In the real world, Mr Blunkett will only be able to accomplish some of this. He has to contend with the complexity of schools finance, which New Labour - so far - has done nothing to simplify. A notional sum for schools, which itself contains a notional sum to meet a hypothetical teachers' pay settlement, enters the global amount for 1998-99 allocated local authorities in their block grant in the autumn. They may choose to spend the official proportion of their grant on schools, they may choose even to augment it. But those decisions are up to them just as heads and governors control the detail of which teacher gets what. What all this means is that David Blunkett cannot directly effect - or lubricate - changes that ensure teachers get paid for work out of hours, such as homework and holiday clubs. Perhaps the local authorities and the heads will all sing from his song sheet, but there is no guarantee of harmony. In arguing with his Cabinet colleagues for more money Mr Blunkett's case is necessarily weakened because he cannot assure them that his aims will be achieved.

Meanwhile the Government will ask the pay review body to bear all kinds of considerations in mind. The most important of these is the creation of a new grade - an "advanced skills" or "super" teacher. This, in principle, is exactly what is wanted: a way of paying good teachers to remain in the classroom. There is a lot of work to be done in fleshing it out, questions yet to be answered about how such pedagogical heroines and heroes are to be identified. In most schools, however, the evidence of good or bad performance is clear-cut enough to convince even the most blinkered union rep.

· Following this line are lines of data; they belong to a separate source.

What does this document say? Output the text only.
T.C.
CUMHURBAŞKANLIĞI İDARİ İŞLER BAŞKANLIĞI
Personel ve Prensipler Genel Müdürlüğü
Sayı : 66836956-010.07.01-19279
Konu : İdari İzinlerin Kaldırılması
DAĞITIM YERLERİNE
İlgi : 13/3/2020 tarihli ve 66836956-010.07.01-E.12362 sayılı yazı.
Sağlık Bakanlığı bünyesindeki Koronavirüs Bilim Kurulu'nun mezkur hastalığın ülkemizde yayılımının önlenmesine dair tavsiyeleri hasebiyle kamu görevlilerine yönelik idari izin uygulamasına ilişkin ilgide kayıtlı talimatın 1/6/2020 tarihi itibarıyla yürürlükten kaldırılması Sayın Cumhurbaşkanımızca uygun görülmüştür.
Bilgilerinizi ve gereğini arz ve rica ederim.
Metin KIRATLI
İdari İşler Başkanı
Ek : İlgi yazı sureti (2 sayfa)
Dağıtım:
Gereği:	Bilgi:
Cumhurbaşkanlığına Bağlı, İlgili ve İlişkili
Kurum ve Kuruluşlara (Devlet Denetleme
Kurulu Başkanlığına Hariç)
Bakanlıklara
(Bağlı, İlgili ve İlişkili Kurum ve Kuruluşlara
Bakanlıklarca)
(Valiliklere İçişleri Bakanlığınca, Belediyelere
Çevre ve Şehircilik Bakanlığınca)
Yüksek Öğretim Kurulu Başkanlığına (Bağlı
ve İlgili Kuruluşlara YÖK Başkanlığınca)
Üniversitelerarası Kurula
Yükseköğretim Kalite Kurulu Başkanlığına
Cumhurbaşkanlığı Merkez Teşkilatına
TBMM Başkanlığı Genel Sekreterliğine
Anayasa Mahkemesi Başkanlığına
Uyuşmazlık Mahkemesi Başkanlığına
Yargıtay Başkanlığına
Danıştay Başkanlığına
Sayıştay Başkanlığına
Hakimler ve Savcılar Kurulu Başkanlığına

The quid pro quo has to be a faster track towards the removal from the schools of teachers who cannot control their charges or deliver on the attainment front. As even Chris Woodhead seems recently to have recognised, managing educational improvement in England and Wales is a subtle blend of sticks and carrots. A lot of cudgelling is needed, whether or not his figure of 15,000 "bad teachers" is precisely right. But so is praise, and pay for a job subjected - now, at last - to close and critical inspection of a kind many other professionals and the occupants of a host of other less demanding jobs manage to avoid.

So it is back to money. According to the official calculations behind the pounds 2.3bn extra for education announced in Gordon Brown's July budget, around pounds 1bn ought to be available to local authorities for improving standards. How much of this will be reserved for pay, in addition to the notional two-and-a-bit per cent that will be entered into support grant calculations? It does not look as if the total sum available for the refreshment of teacher pay prospects and re-structuring the grading system is going to be adequate. The Government wants to effect a revolution in state education, and that cannot come cheap. For David Blunkett there is going to be no cut-price route to success.